Futures climbed as much as 0.7 percent in New York after slumping 6.7 percent last week. A six-month extension to the output cut deal is necessary, the committee concluded, according to delegates with knowledge of the matter. The U.S. dollar weakened against the euro after centrist Emmanuel Macron and far-right nationalist Marine Le Pen headed to the second round of voting, which a snap poll by Ipsos showed Macron would win.
Oil’s rally has faltered amid concern rising U.S. crude production will offset efforts by the Organization of Petroleum Exporting Countries to trim a global glut. Macron securing a spot in the second round avoids the scenario of a contest between the anti-European Union Le Pen and the Communist-backed Jean-Luc Melenchon, curbing threats to the euro zone and encouraging investors to embrace more risk.
“While the increased popularity of the centrist candidate is not a strong market driver, a collective sense of relief that the global economy is over another hurdle should see a risk-on rally,” Michael McCarthy, chief markets strategist at CMC Markets in Sydney, said in a note. “Gold is under selling pressure and oil and copper are receiving support.”
West Texas Intermediate for June delivery rose as much as 33 cents to $49.95 a barrel on the New York Mercantile Exchange, and was at $49.86 at 1:30 p.m. in Hong Kong. Total volume traded was about 6 percent above the 100-day average. Prices closed at $49.62 on Friday, the lowest since March 29.
OPEC Cuts
Brent for June settlement rose as much as 40 cents, or 0.8 percent, to $52.36 a barrel on the London-based ICE Futures Europe exchange. The global benchmark crude traded at a premium of $2.39 to WTI.
See also: Oil investors raise bets on higher price and lose in selloff
Compliance to supply curbs by OPEC and its allies from outside of the group was 98 percent in March, an improvement from February, the technical committee concluded, according to a delegate with knowledge of the matter. The committee monitors adherence to the cuts and doesn’t make policy.

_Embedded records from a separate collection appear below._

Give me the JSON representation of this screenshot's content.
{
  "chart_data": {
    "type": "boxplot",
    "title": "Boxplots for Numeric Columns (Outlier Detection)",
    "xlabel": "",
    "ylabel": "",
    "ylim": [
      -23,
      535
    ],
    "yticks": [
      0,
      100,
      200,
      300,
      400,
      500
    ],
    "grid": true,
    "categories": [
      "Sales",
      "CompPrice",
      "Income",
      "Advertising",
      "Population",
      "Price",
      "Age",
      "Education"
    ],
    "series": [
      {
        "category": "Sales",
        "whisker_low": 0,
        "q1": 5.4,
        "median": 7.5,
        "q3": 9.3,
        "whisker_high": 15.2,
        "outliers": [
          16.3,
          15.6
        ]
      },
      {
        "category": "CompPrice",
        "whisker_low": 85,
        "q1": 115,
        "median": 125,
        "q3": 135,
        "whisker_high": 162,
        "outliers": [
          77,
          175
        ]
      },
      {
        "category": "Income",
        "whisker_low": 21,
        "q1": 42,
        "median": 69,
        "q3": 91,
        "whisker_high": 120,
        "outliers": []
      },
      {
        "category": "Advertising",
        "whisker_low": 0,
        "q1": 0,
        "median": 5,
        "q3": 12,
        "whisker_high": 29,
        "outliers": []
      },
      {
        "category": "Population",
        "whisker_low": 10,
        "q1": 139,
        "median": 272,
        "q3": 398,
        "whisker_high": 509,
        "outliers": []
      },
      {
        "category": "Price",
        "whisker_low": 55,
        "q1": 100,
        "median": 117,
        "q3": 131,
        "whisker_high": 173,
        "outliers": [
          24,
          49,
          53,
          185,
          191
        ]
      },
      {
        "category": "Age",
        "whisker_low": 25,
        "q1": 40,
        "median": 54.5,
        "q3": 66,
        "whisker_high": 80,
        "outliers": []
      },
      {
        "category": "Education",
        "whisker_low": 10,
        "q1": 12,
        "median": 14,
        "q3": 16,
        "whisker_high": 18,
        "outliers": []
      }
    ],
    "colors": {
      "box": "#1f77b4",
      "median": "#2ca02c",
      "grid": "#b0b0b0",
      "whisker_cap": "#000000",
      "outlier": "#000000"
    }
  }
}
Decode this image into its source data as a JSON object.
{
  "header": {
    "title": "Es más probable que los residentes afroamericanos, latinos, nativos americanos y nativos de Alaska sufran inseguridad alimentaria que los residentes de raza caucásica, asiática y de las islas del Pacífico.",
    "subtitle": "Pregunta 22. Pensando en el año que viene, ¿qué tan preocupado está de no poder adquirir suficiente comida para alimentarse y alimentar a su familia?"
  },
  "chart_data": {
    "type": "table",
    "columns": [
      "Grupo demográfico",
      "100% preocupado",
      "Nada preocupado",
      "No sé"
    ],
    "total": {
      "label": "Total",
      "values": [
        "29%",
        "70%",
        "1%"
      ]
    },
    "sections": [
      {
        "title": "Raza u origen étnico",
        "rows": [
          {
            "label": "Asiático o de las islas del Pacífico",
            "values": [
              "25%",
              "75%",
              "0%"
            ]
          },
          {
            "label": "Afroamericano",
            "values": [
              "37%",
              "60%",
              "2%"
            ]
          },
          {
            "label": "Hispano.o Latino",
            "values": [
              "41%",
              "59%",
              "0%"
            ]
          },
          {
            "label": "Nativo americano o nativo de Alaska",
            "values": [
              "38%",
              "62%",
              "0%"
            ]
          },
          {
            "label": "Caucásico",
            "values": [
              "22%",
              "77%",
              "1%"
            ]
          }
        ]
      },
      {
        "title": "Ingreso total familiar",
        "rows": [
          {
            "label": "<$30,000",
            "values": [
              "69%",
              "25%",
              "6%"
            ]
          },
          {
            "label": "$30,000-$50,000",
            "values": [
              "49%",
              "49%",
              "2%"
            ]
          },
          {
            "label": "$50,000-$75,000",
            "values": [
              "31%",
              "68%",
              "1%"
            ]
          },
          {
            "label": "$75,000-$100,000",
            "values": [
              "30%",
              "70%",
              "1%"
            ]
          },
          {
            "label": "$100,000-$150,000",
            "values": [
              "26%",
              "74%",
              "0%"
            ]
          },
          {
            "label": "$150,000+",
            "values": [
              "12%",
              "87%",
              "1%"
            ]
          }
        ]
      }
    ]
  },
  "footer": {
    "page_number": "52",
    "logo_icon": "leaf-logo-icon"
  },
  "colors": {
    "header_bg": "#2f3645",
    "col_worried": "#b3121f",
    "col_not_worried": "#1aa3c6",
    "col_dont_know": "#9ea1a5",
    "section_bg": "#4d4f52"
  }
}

The Bloomberg Dollar Spot Index lost 0.4 percent. A weaker greenback bolsters the appeal of commodities.
Oil-market news:
U.S. drillers targeting crude added 5 rigs to oil fields, boosting the count to 688, according to data Friday from Baker Hughes Inc. Exxon Mobil Corp. won’t be allowed to bypass U.S. sanctions against Russia to resume drilling for oil in a joint venture that seeks to tap billions of barrels of that country’s crude.